Steve Papoutsis, executive producer of the "Dead Space" franchise, said designers wanted to ratchet up the thrills but also wanted to pace the story so players didn't get fatigued from being on the edge all the time.
"(The pacing in 'Dead Space 2') is much more of a roller coaster," he said. "People thought the first game was great in its relentless tension throughout, but we did hear from some people that it was overwhelming at times.
"So we decided we wanted you to go from the white-knuckle terror moments to these 'Oh, my god. I can't believe I'm making this Halo-type jump moments.' "
Isaac faces internal struggles and external battles as different factions seek control of the Marker.
Papoutsis said the team tried to weave these two elements into the game's story to give players a greater sense of immersion. He also said both would be key as the action winds down to an exciting conclusion.
The horror in the game is not just visceral.
Designers also ramped up the mind games by bringing back Isaac's deceased girlfriend from the first game -- as well as hallucinations that look like they are attacking you.

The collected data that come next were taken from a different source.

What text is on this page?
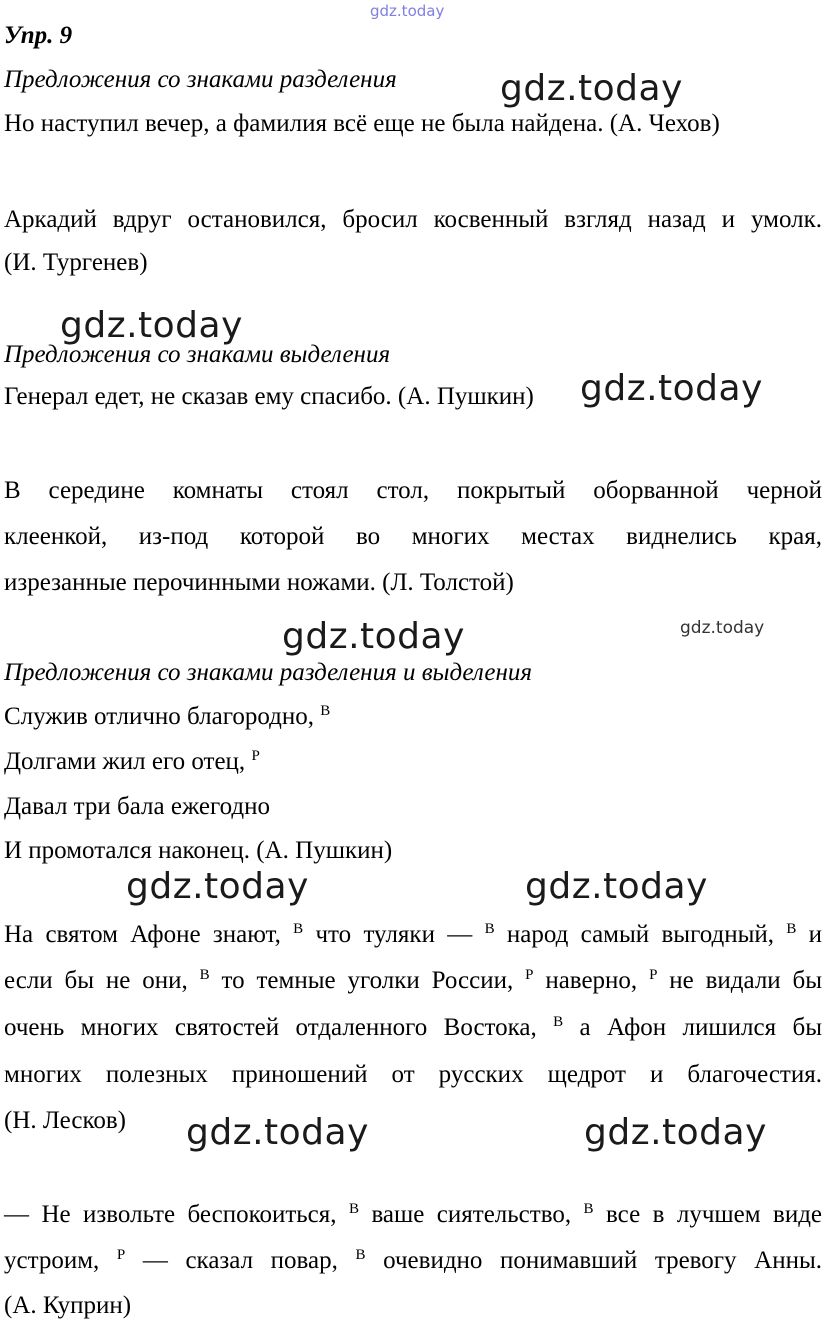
gdz.today
Упр. 9
Предложения со знаками разделения	gdz.today
Но наступил вечер, а фамилия всё еще не была найдена. (А. Чехов)
Аркадий вдруг остановился, бросил косвенный взгляд назад и умолк.
(И. Тургенев)
gdz.today
Предложения со знаками выделения
Генерал едет, не сказав ему спасибо. (А. Пушкин) gdz.today
В середине комнаты стоял стол, покрытый оборванной черной
клеенкой, из-под которой во многих местах виднелись края,
изрезанные перочинными ножами. (Л. Толстой)
gdz.today	gdz.today
Предложения со знаками разделения и выделения
Служив отлично благородно, $^В$
Долгами жил его отец, $^Р$
Давал три бала ежегодно
И промотался наконец. (А. Пушкин)
gdz.today	gdz.today
На святом Афоне знают, $^В$ что туляки — $^В$ народ самый выгодный, $^В$ и
если бы не они, $^В$ то темные уголки России, $^Р$ наверно, $^Р$ не видали бы
очень многих святостей отдаленного Востока, $^В$ а Афон лишился бы
многих полезных приношений от русских щедрот и благочестия.
(Н. Лесков) gdz.today	gdz.today
— Не извольте беспокоиться, $^В$ ваше сиятельство, $^В$ все в лучшем виде
устроим, $^Р$ — сказал повар, $^В$ очевидно понимавший тревогу Анны.
(А. Куприн)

"Terror is the act leading up to the horrific moment," Papoutsis said. "There is something neat when you are expecting it and it doesn't happen. Then it is like, 'Uh oh, something really bad is going to happen.' "
Isaac is armed with some familiar weapons to help him dismember his foes. The plasma cutter and the line gun return from the first game but are retrieved in interesting, and, sometimes, bloody ways.
There are a few new, effective weapons such as a detonator that leave laser mines as traps for sneaky necromorphs.
Weapons and abilities can be upgraded by using nodes found scattered throughout The Sprawl. (Word of advice: Always keep one node in your pocket. They are also used to open supply room doors that contain lots of ammo and items that restore health.)
Objects can be picked up and flung with devastating results, while stasis powers hold opponents in place temporarily so Isaac can gain an advantage (or beat a hasty retreat).
Both powers slowly regenerate as the game moves forward, a change from "Dead Space" but a welcome and needed difference in combat.
Players stay more immersed in the game's world thanks to the absence of disruptive loading screens. In the previous adventure, trips on the tram or in an elevator usually meant loading time. In "Dead Space 2," those areas are just as active as the rest of the complex.
The game is split onto two discs on the Xbox 360 version, so there will be a brief load after switching to the second one.
Of course, the game will reload to a save point if you should die. However, the action and flow of the story never takes a break for any other loads.
The storyline is well-written and has good pacing. Events keep the plot moving along, and the story introduces new characters seamlessly.
" 'Dead Space 2' isn't intended to be a feel-good story," Papoutsis said. "It is supposed to be a very scary and kind of a believable future."
While the single-player action is enjoyable, Papoutsis said the No. 1 request from players of the first adventure was multiplayer action.
The multiplayer portion pits humans against necromorphs but gives players the chance to play as one of the undead mutants. The action is still tense and scary and remains true to the overall "Dead Space" feel.
On the human side, you are playing as The Sprawl's security force. On the necromorph side, players can choose from one of four playable necromorphs.
Teams have four players who need to work together to succeed across five maps.
"We wanted to give people the opportunity to create their own stories in the 'Dead Space' world," Papoutsis said. "That's what's really interesting about multiplayer gaming and how it is becoming social behavior for us." "
"Dead Space 2" delivers a truly epic horror experience that raises the levels of psychological thrills in deep space to new levels. Whether facing off against necromorphs or dealing with the inner demons of Isaac's mind, the adventure will keep players on edge and startle them out of their seats.
This review was based on game play for the Xbox 360 version. "Dead Space 2" is rated M for mature audiences 17 years of age and older. It is available for the Xbox 360, PlayStation 3 and PC.